Descobri que sou chata. Pode ser apenas constatação porque dormi mal. Fiquei indo de um lado da cama para o outro. Ou, quem sabe, foi por causa do lugar onde me encontro: caindo rumo à depressão.

Não foi fácil admitir esse novo adjetivo de mim mesma. Ando tão perdida nos meus pensamentos embaçados e empurrada pelos anos que não sei mais quem sou. Cheguei a essa conclusão depois que me recusei a trocar de lugar com uma pessoa dentro do metrô. O frio do ar-condicionado estava muito desconfortável. Sempre acho que a empresa faz isso de propósito para acalmar os ânimos dos passageiros e manter o silêncio.

O povo não costuma levar casacos ou xales para se proteger quando as temperaturas estão mais elevadas lá fora e baixas dentro do vagão. O verão brilhava na cidade. Apesar do horário, o calor prometia ser o companheiro de todas as horas.

Após a minha recusa e a cara fechada da mulher de vestido de alças, todos os olhares se voltaram para mim. Foi estranho. Raramente sou o centro das atenções. Não estou habituada. Devo assumir que depois do estranhamento inicial, até gostei.
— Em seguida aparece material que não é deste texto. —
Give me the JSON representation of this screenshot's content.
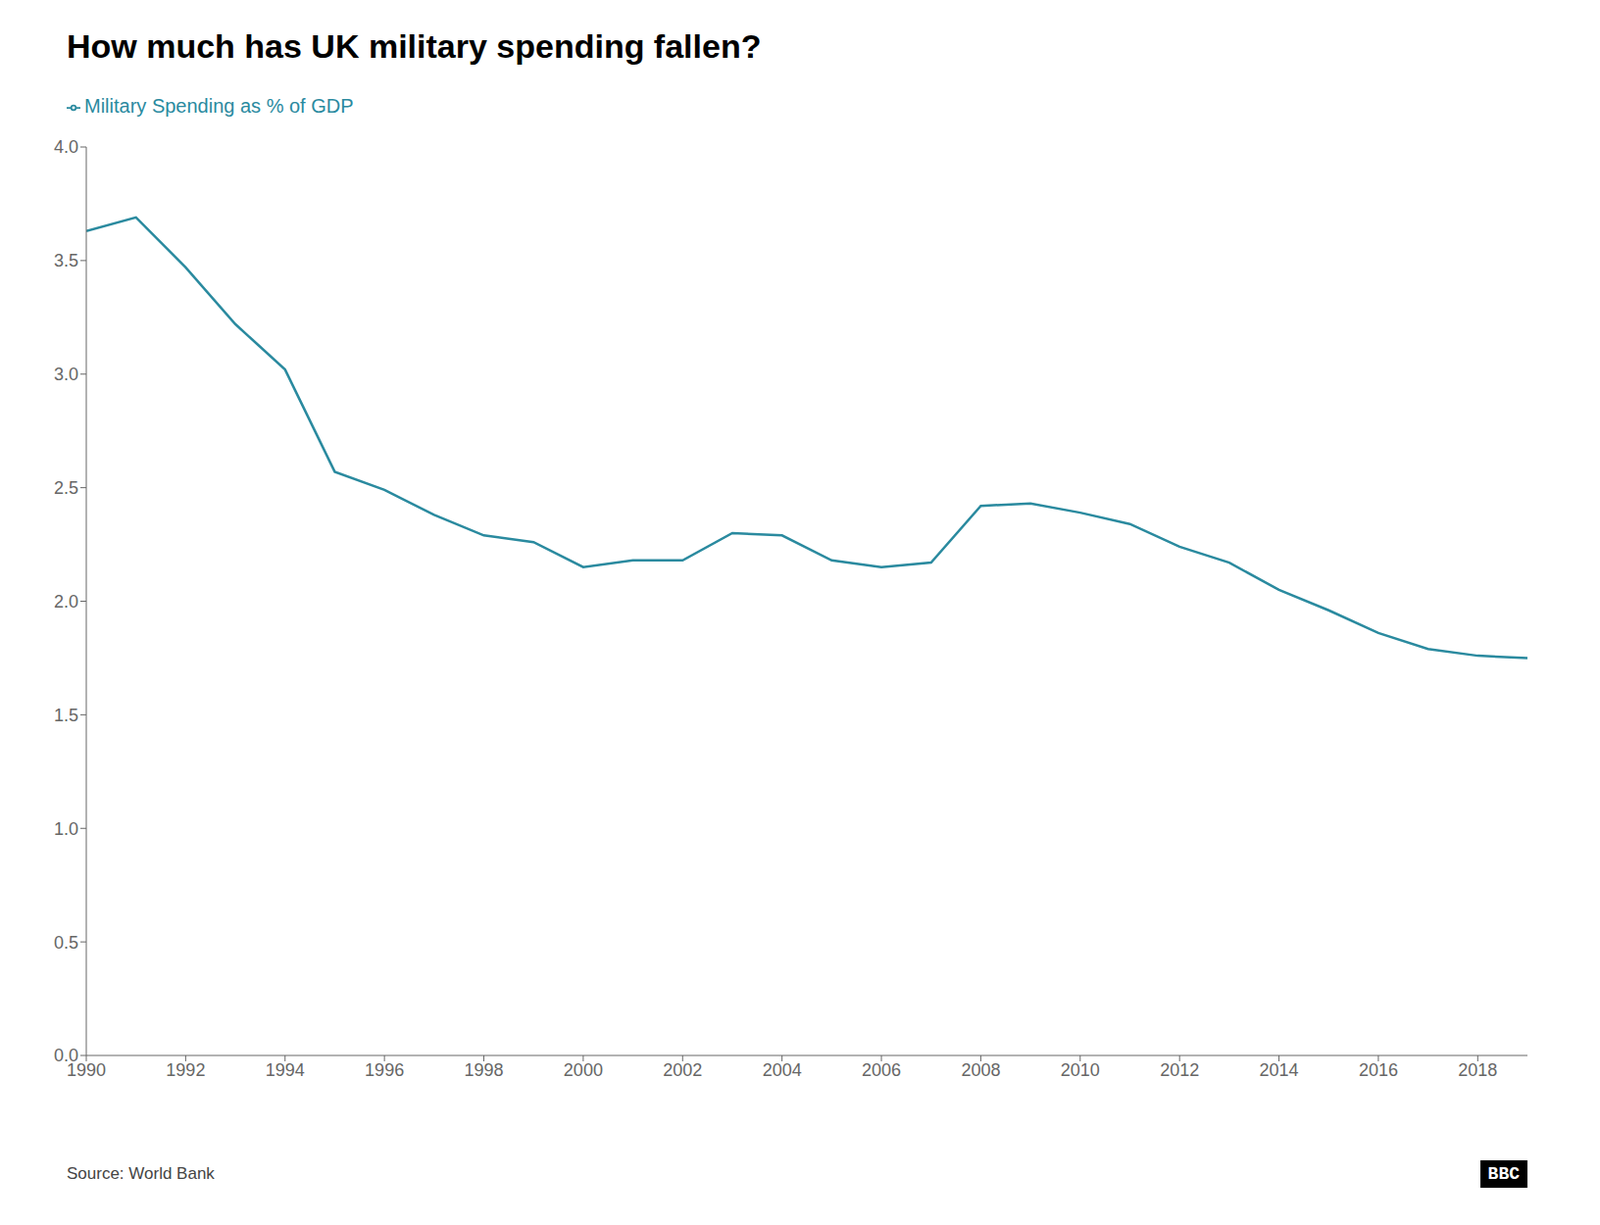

O que estaria se passando nas cabeças das pessoas. Quem seria aquela mulher que se atreveu a negar apenas a troca de assento com outra passageira? “Por que ser tão desagradável a essa hora do dia? “Chata pra caramba!”
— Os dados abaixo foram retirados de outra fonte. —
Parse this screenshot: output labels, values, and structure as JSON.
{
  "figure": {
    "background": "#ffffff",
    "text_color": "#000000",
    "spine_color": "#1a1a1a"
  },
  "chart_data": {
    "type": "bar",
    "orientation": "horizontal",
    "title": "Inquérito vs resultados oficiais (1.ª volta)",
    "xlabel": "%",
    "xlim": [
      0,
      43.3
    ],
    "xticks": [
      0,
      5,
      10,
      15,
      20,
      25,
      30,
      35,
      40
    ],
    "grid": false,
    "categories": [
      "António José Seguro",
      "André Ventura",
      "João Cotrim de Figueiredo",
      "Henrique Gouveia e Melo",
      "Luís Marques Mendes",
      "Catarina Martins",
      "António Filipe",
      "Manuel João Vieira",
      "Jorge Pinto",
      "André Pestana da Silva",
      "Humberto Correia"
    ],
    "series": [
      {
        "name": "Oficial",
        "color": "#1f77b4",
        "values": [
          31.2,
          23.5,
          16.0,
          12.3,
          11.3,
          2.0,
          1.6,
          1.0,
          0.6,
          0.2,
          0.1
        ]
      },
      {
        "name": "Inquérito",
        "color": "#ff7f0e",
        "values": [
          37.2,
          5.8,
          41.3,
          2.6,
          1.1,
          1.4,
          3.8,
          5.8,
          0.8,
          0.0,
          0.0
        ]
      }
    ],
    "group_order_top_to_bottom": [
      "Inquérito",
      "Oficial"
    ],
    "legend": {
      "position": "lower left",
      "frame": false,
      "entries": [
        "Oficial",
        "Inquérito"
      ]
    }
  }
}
Uma vez na vida pude exercer minha vontade. Amarrei a cara e cumpri com o desejo de me impor a qualquer custo. Era um imperativo interno. “Uma vez na vida, ao menos”, pensei. Baixei o olhar e continuei a minha leitura. As frases e os parágrafos de Machado de Assis no conto “A Cartomante” eram mais interessantes.

Já que aceitei a decisão dos meus pais que acharam melhor que eu fosse funcionária pública do que professora de Geografia. Já que fiquei solteira para não ter que mudar de estado. Já que resolvi deixar de me encontrar com meu irmão porque a mulher dele é muito metódica. Já que a noite de sono foi pra lá de ruim. Enfim, acho que descontei tudo na mulher de vestido branco. Foram tantos os “já quês”, mas tantos, que acabei perdendo o rumo de mim mesma.
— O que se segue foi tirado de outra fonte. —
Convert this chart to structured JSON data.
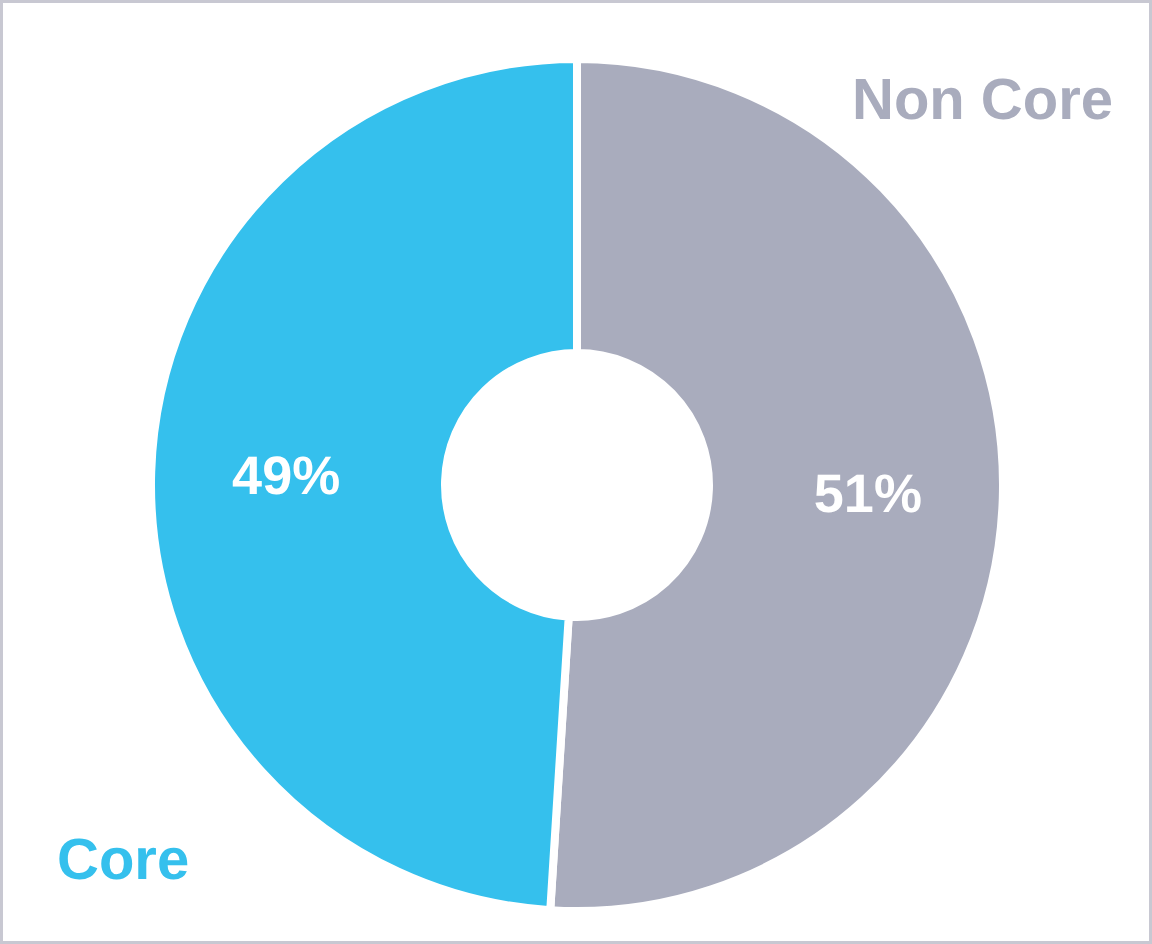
{
  "chart_data": {
    "type": "donut",
    "categories": [
      "Non Core",
      "Core"
    ],
    "values": [
      51,
      49
    ],
    "colors": [
      "#a9acbd",
      "#35c0ed"
    ],
    "value_labels": [
      "51%",
      "49%"
    ]
  }
}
Quando me dei conta, a voz fantasma do autofalante anunciou minha estação. Saí correndo. E aí, a vergonha me invadiu. Tropecei na mochila de um garoto. Bati com a minha bolsa nas costas de um senhor. Esbarrei em um ambulante e em sua mala de mercadorias. Dei um pulo para alcançar a plataforma. Queria fugir dali o mais rápido que as minhas pernas pudessem.

Fiquei observando o vagão se afastar e de olho nas janelas. A tal da moça fez um gesto obsceno e muitas caretas na minha direção. Foi o sinal de que de fato me tornei uma pessoa desagradável e chata. Não precisava ter passado por aquele acontecimento bobo. Joguei fora a bolsa térmica com o meu almoço e sentei em um dos bancos. Fiquei por ali até a tarde cair observando o vai e vem das linhas do metrô. Não fui trabalhar, nem comi ou fui ao banheiro.

Quando já seria o horário de voltar para casa, saí da estação. Caíam as gotas fortes dos temporais. Resolvi encarar 12 km de caminhada, ora com chuva forte ora sem nenhuma gota de água. Precisava me lavar de tanta rabugice e colocar a cabeça para se mover rumo a um novo espaço da minha alma. Foi a benção de um céu de verão.